Muziek kent tal van genres en subculturen: NRC’s muziekprofessor biedt essentiële muziekkennis. Deze week: cool jazz.
2 weeks Ago
Het was de tegenhanger van bebop. Cool jazz trok luisteraars zachtjes aan het oor met een melodie die je bijbleef. Nagenoeg ‘perfect cleane jazz’ – weinig zweet, eenvoudiger en minder showy gebracht.
Maar ook: harmonische verfijning, complexe akkoorden en subtiele harmonieën. Zachter en beheerster dan de veel ingewikkeldere uitsloof-bebop met zijn razendsnelle nootjes. We hebben het over eind jaren veertig, New York.

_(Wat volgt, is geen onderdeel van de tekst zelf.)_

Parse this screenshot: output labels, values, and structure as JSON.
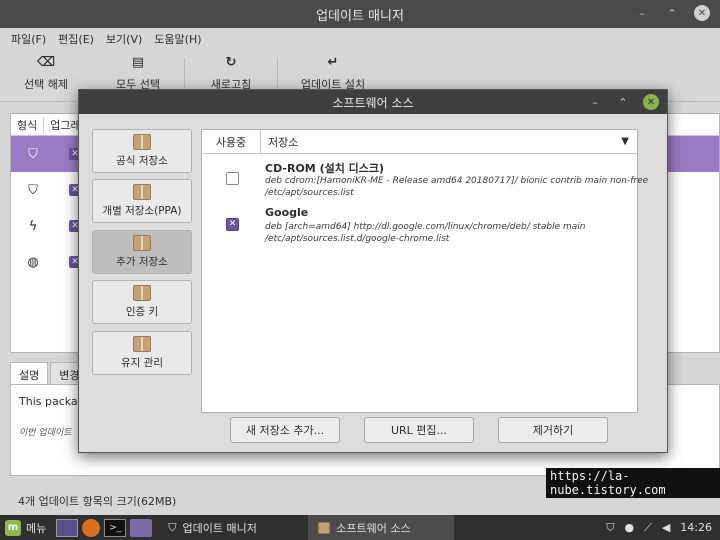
{
  "main_window": {
    "title": "업데이트 매니저",
    "menu": [
      "파일(F)",
      "편집(E)",
      "보기(V)",
      "도움말(H)"
    ],
    "toolbar": [
      {
        "icon": "backspace-icon",
        "label": "선택 해제"
      },
      {
        "icon": "document-icon",
        "label": "모두 선택"
      },
      {
        "icon": "refresh-icon",
        "label": "새로고침"
      },
      {
        "icon": "return-arrow-icon",
        "label": "업데이트 설치"
      }
    ],
    "table_headers": [
      "형식",
      "업그레이드"
    ],
    "rows": [
      {
        "icon": "shield-icon",
        "selected": true
      },
      {
        "icon": "shield-icon",
        "selected": false
      },
      {
        "icon": "bolt-icon",
        "selected": false
      },
      {
        "icon": "globe-icon",
        "selected": false
      }
    ],
    "tabs": [
      "설명",
      "변경"
    ],
    "description": "This package",
    "description_note": "이번 업데이트",
    "status": "4개 업데이트 항목의 크기(62MB)"
  },
  "dialog": {
    "title": "소프트웨어 소스",
    "sidebar": [
      {
        "label": "공식 저장소",
        "active": false
      },
      {
        "label": "개별 저장소(PPA)",
        "active": false
      },
      {
        "label": "추가 저장소",
        "active": true
      },
      {
        "label": "인증 키",
        "active": false
      },
      {
        "label": "유지 관리",
        "active": false
      }
    ],
    "columns": {
      "enabled": "사용중",
      "repository": "저장소"
    },
    "repos": [
      {
        "name": "CD-ROM (설치 디스크)",
        "line1": "deb cdrom:[HamoniKR-ME - Release amd64 20180717]/ bionic contrib main non-free",
        "line2": "/etc/apt/sources.list",
        "enabled": false
      },
      {
        "name": "Google",
        "line1": "deb [arch=amd64] http://dl.google.com/linux/chrome/deb/ stable main",
        "line2": "/etc/apt/sources.list.d/google-chrome.list",
        "enabled": true
      }
    ],
    "buttons": {
      "add": "새 저장소 추가...",
      "edit": "URL 편집...",
      "remove": "제거하기"
    }
  },
  "watermark": "https://la-nube.tistory.com",
  "taskbar": {
    "menu_label": "메뉴",
    "tasks": [
      {
        "icon": "shield-icon",
        "label": "업데이트 매니저",
        "active": false
      },
      {
        "icon": "package-icon",
        "label": "소프트웨어 소스",
        "active": true
      }
    ],
    "clock": "14:26"
  },
  "colors": {
    "accent": "#6f55a1",
    "selection": "#9a7ac4",
    "close_button": "#8ab34f"
  }
}
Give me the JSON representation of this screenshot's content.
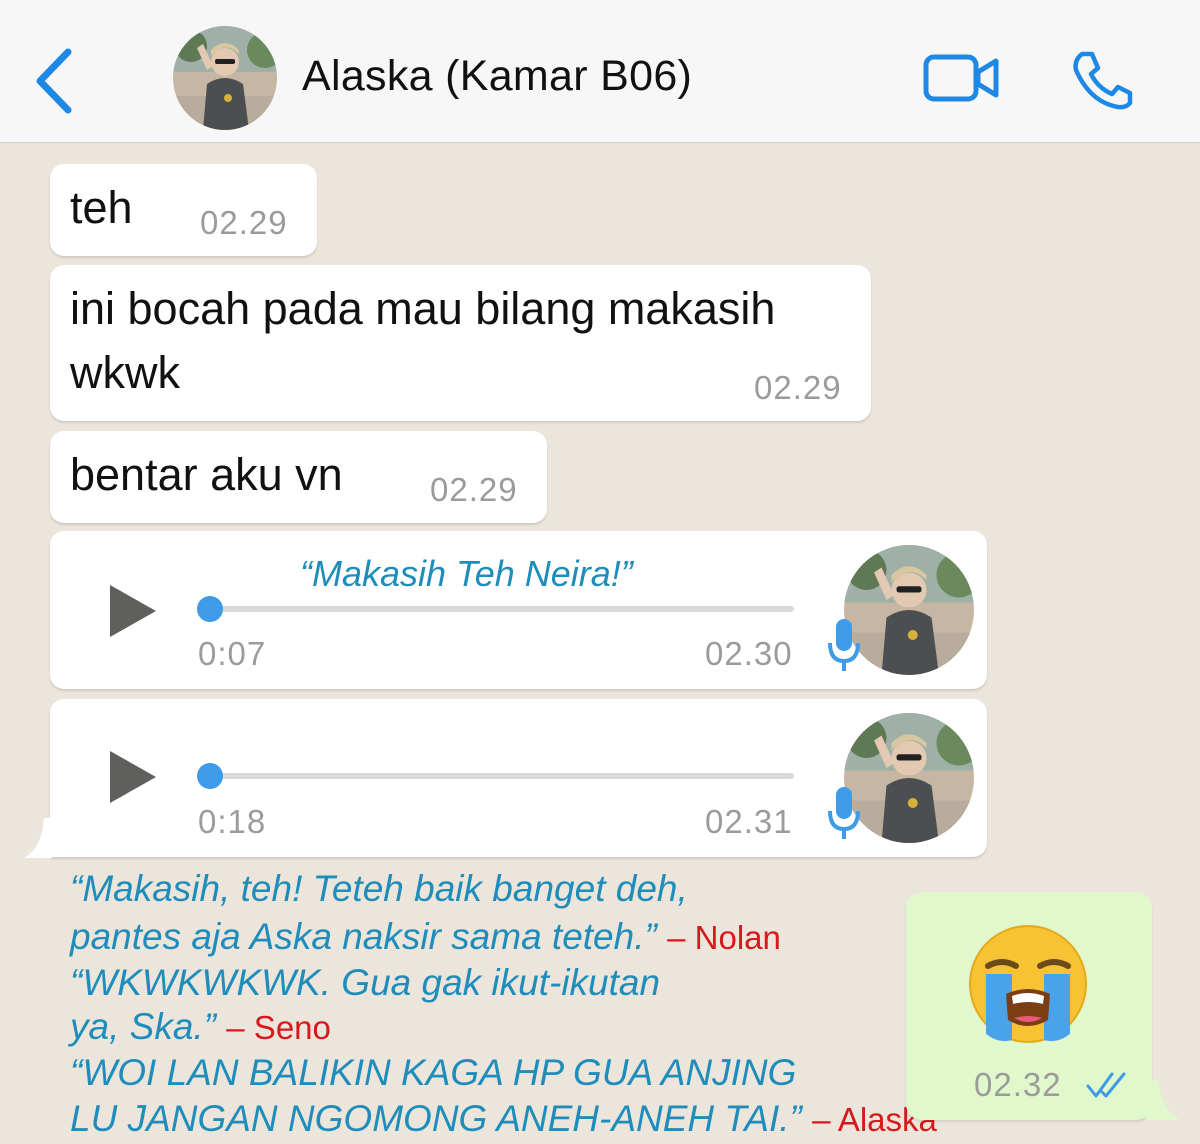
{
  "header": {
    "contact_name": "Alaska (Kamar B06)",
    "back_icon": "chevron-left-icon",
    "video_icon": "video-camera-icon",
    "call_icon": "phone-icon",
    "accent_color": "#1e88e5"
  },
  "messages": [
    {
      "text": "teh",
      "time": "02.29"
    },
    {
      "text_line1": "ini bocah pada mau bilang makasih",
      "text_line2": "wkwk",
      "time": "02.29"
    },
    {
      "text": "bentar aku vn",
      "time": "02.29"
    }
  ],
  "voice_notes": [
    {
      "caption": "“Makasih Teh Neira!”",
      "duration": "0:07",
      "time": "02.30",
      "progress": 0
    },
    {
      "duration": "0:18",
      "time": "02.31",
      "progress": 0
    }
  ],
  "quotes": {
    "q1_line1": "“Makasih, teh! Teteh baik banget deh,",
    "q1_line2": "pantes aja Aska naksir sama teteh.”",
    "q1_speaker": "– Nolan",
    "q2_line1": "“WKWKWKWK. Gua gak ikut-ikutan",
    "q2_line2": "ya, Ska.”",
    "q2_speaker": "– Seno",
    "q3_line1": "“WOI LAN BALIKIN KAGA HP GUA ANJING",
    "q3_line2": "LU JANGAN NGOMONG ANEH-ANEH TAI.”",
    "q3_speaker": "– Alaska"
  },
  "outgoing": {
    "emoji": "loudly-crying-face",
    "time": "02.32",
    "status_icon": "double-check-icon"
  }
}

De dan heersende stroming is bebop, een Afro-Amerikaanse jazzstijl die bol stond van nootjes, techniek en muzikale acrobatiek. Sleutelfiguren als Dizzy Gillespie en Charlie Parker hadden de drang veel te willen zeggen in messcherpe solo’s. Maar de bebopjazz splitste zich op, er ontstond een nieuw ‘cool’ jazzklimaat onder veelal witte muzikanten.

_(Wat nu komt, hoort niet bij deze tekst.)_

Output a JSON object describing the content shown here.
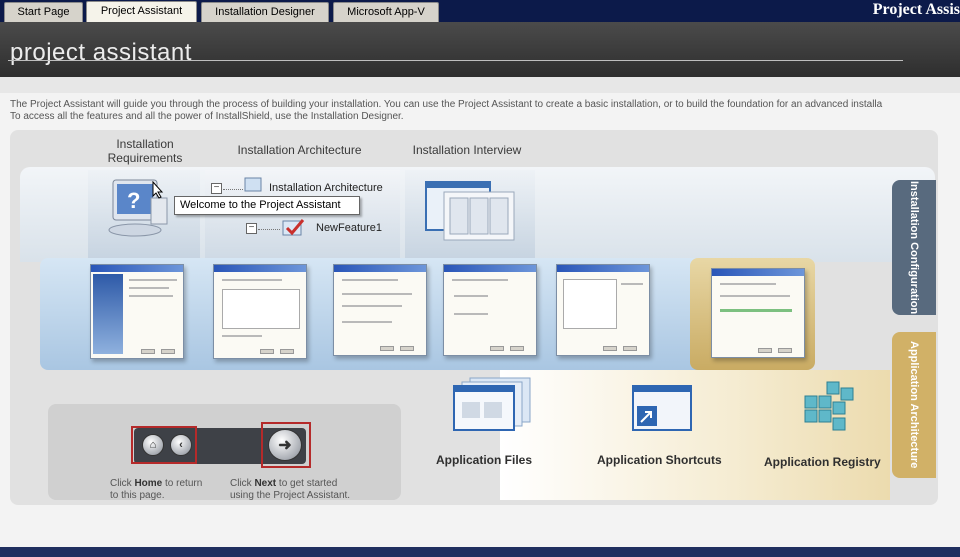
{
  "tabs": [
    "Start Page",
    "Project Assistant",
    "Installation Designer",
    "Microsoft App-V"
  ],
  "active_tab": 1,
  "brand": "Project Assis",
  "header": {
    "title": "project assistant"
  },
  "intro": {
    "line1": "The Project Assistant will guide you through the process of building your installation. You can use the Project Assistant to create a basic installation, or to build the foundation for an advanced installa",
    "line2": "To access all the features and all the power of InstallShield, use the Installation Designer."
  },
  "columns": {
    "requirements_1": "Installation",
    "requirements_2": "Requirements",
    "architecture": "Installation Architecture",
    "interview": "Installation Interview"
  },
  "tree": {
    "node1": "Installation Architecture",
    "node2": "NewFeature1"
  },
  "tooltip": "Welcome to the Project Assistant",
  "side_tabs": {
    "config": "Installation Configuration",
    "app": "Application Architecture"
  },
  "nav": {
    "home_hint_1": "Click",
    "home_hint_bold": "Home",
    "home_hint_2": "to return",
    "home_hint_3": "to this page.",
    "next_hint_1": "Click",
    "next_hint_bold": "Next",
    "next_hint_2": "to get started",
    "next_hint_3": "using the Project Assistant."
  },
  "app_items": [
    "Application Files",
    "Application Shortcuts",
    "Application Registry"
  ],
  "colors": {
    "tabbar": "#0c1a4a",
    "config_tab": "#586a7e",
    "app_tab": "#d1b167",
    "frame_red": "#b52a2a"
  }
}
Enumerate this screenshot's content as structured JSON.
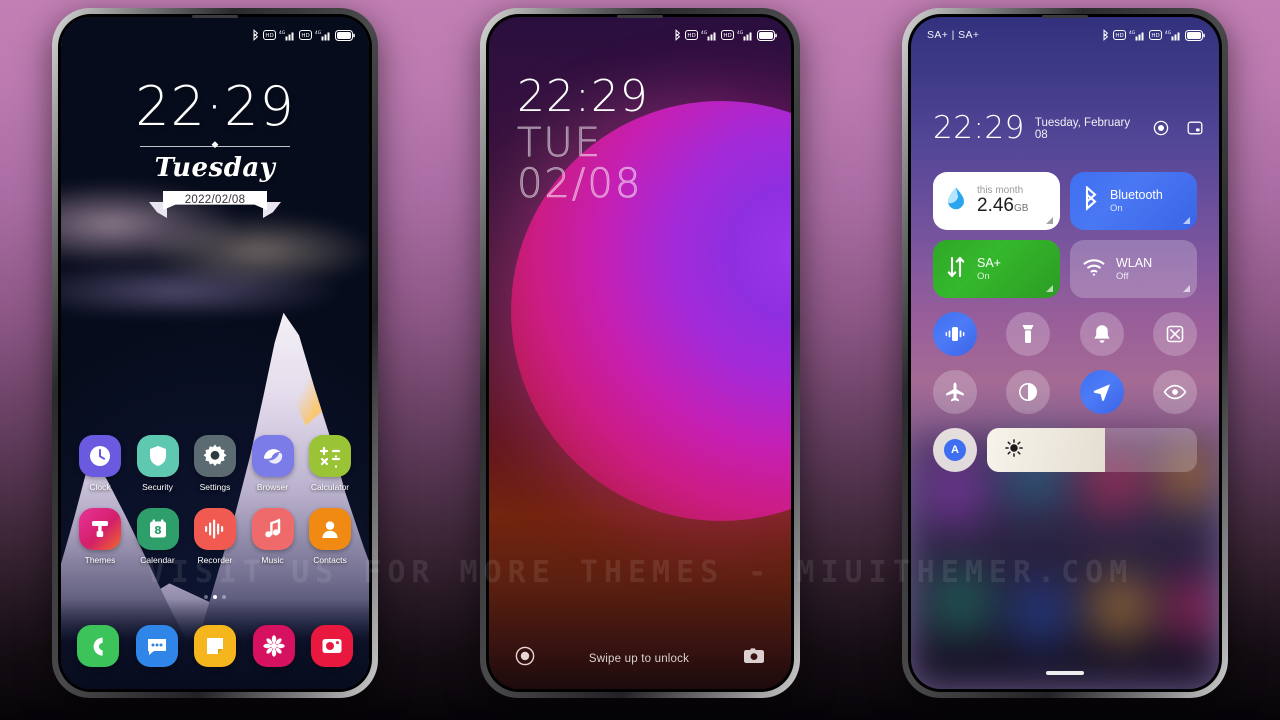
{
  "watermark": "VISIT  US  FOR  MORE  THEMES  -  MIUITHEMER.COM",
  "phone1": {
    "name": "lock-home-screen",
    "statusbar": {
      "left": "",
      "icons": [
        "bluetooth-icon",
        "hd-icon",
        "4g-signal-icon",
        "hd-icon",
        "4g-signal-icon",
        "battery-icon"
      ]
    },
    "clock": {
      "time": "22·29",
      "weekday": "Tuesday",
      "date": "2022/02/08"
    },
    "apps_row1": [
      {
        "label": "Clock",
        "icon": "clock-icon",
        "color": "#6a5ae0"
      },
      {
        "label": "Security",
        "icon": "shield-icon",
        "color": "#5ec9b0"
      },
      {
        "label": "Settings",
        "icon": "gear-icon",
        "color": "#5c6b72"
      },
      {
        "label": "Browser",
        "icon": "browser-icon",
        "color": "#7b7ce8"
      },
      {
        "label": "Calculator",
        "icon": "calculator-icon",
        "color": "#9ac436"
      }
    ],
    "apps_row2": [
      {
        "label": "Themes",
        "icon": "themes-icon",
        "color": "#e0317f"
      },
      {
        "label": "Calendar",
        "icon": "calendar-icon",
        "color": "#2e9e6b"
      },
      {
        "label": "Recorder",
        "icon": "recorder-icon",
        "color": "#f05a50"
      },
      {
        "label": "Music",
        "icon": "music-icon",
        "color": "#ef6a6a"
      },
      {
        "label": "Contacts",
        "icon": "contacts-icon",
        "color": "#f08a12"
      }
    ],
    "page_dots": {
      "count": 3,
      "active": 2
    },
    "dock": [
      {
        "label": "Phone",
        "icon": "phone-icon",
        "color": "#3cc35a"
      },
      {
        "label": "Messages",
        "icon": "message-icon",
        "color": "#2f86e8"
      },
      {
        "label": "Notes",
        "icon": "notes-icon",
        "color": "#f5b51c"
      },
      {
        "label": "Gallery",
        "icon": "gallery-icon",
        "color": "#d6115f"
      },
      {
        "label": "Camera",
        "icon": "camera-icon",
        "color": "#e8183f"
      }
    ]
  },
  "phone2": {
    "name": "lock-screen",
    "statusbar": {
      "icons": [
        "bluetooth-icon",
        "hd-icon",
        "4g-signal-icon",
        "hd-icon",
        "4g-signal-icon",
        "battery-icon"
      ]
    },
    "clock": {
      "time": "22:29",
      "weekday": "TUE",
      "date": "02/08"
    },
    "bottom": {
      "left_icon": "record-dot-icon",
      "hint": "Swipe up to unlock",
      "right_icon": "camera-icon"
    }
  },
  "phone3": {
    "name": "control-center",
    "statusbar": {
      "left": "SA+ | SA+",
      "icons": [
        "bluetooth-icon",
        "hd-icon",
        "4g-signal-icon",
        "hd-icon",
        "4g-signal-icon",
        "battery-icon"
      ]
    },
    "header": {
      "time": "22:29",
      "date": "Tuesday, February 08",
      "settings_icon": "settings-target-icon",
      "edit_icon": "edit-panel-icon"
    },
    "tiles_row1": [
      {
        "name": "data-usage",
        "title": "this month",
        "value": "2.46",
        "unit": "GB",
        "icon": "data-drop-icon",
        "state": "light"
      },
      {
        "name": "bluetooth",
        "title": "Bluetooth",
        "subtitle": "On",
        "icon": "bluetooth-icon",
        "state": "on"
      }
    ],
    "tiles_row2": [
      {
        "name": "mobile-data",
        "title": "SA+",
        "subtitle": "On",
        "icon": "data-arrows-icon",
        "state": "on"
      },
      {
        "name": "wlan",
        "title": "WLAN",
        "subtitle": "Off",
        "icon": "wifi-icon",
        "state": "off"
      }
    ],
    "toggles_row1": [
      {
        "name": "vibrate",
        "icon": "vibrate-icon",
        "state": "on"
      },
      {
        "name": "flashlight",
        "icon": "flashlight-icon",
        "state": "off"
      },
      {
        "name": "ring",
        "icon": "bell-icon",
        "state": "off"
      },
      {
        "name": "screenshot",
        "icon": "screenshot-icon",
        "state": "off"
      }
    ],
    "toggles_row2": [
      {
        "name": "airplane-mode",
        "icon": "airplane-icon",
        "state": "off"
      },
      {
        "name": "dark-mode",
        "icon": "contrast-icon",
        "state": "off"
      },
      {
        "name": "location",
        "icon": "location-icon",
        "state": "on"
      },
      {
        "name": "eye-protection",
        "icon": "eye-icon",
        "state": "off"
      }
    ],
    "brightness": {
      "auto_label": "A",
      "icon": "brightness-sun-icon",
      "level_percent": 56
    }
  }
}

Een meer getemperde jazzstijl, die dichter bij de discipline van de Europese kamermuziek leek te staan dan de zwarte Amerikaanse jazz- en bluestraditie. Een van de eerste ‘gangmakers’: de blinde jazzpianist Lennie Tristano met intellectuele jazz, zonder al te veel emotionele expressiviteit. Een witte jazzbeweging dus.
En toch is het cool jazz-etiket vooral gaan kleven aan de experimentele verdiensten van trompettist Miles Davis. Zijn Birth of the Cool had zwarte roots maar opende deuren door de versmelting van stijlen. De drie sessies met zijn nonet (een ensemble van negen muzikanten) gemaakt tussen 1949 en 1950 met onder anderen Gerry Mulligan (baritonsaxofoon), John Lewis (piano) en Lee Konitz (altsaxo.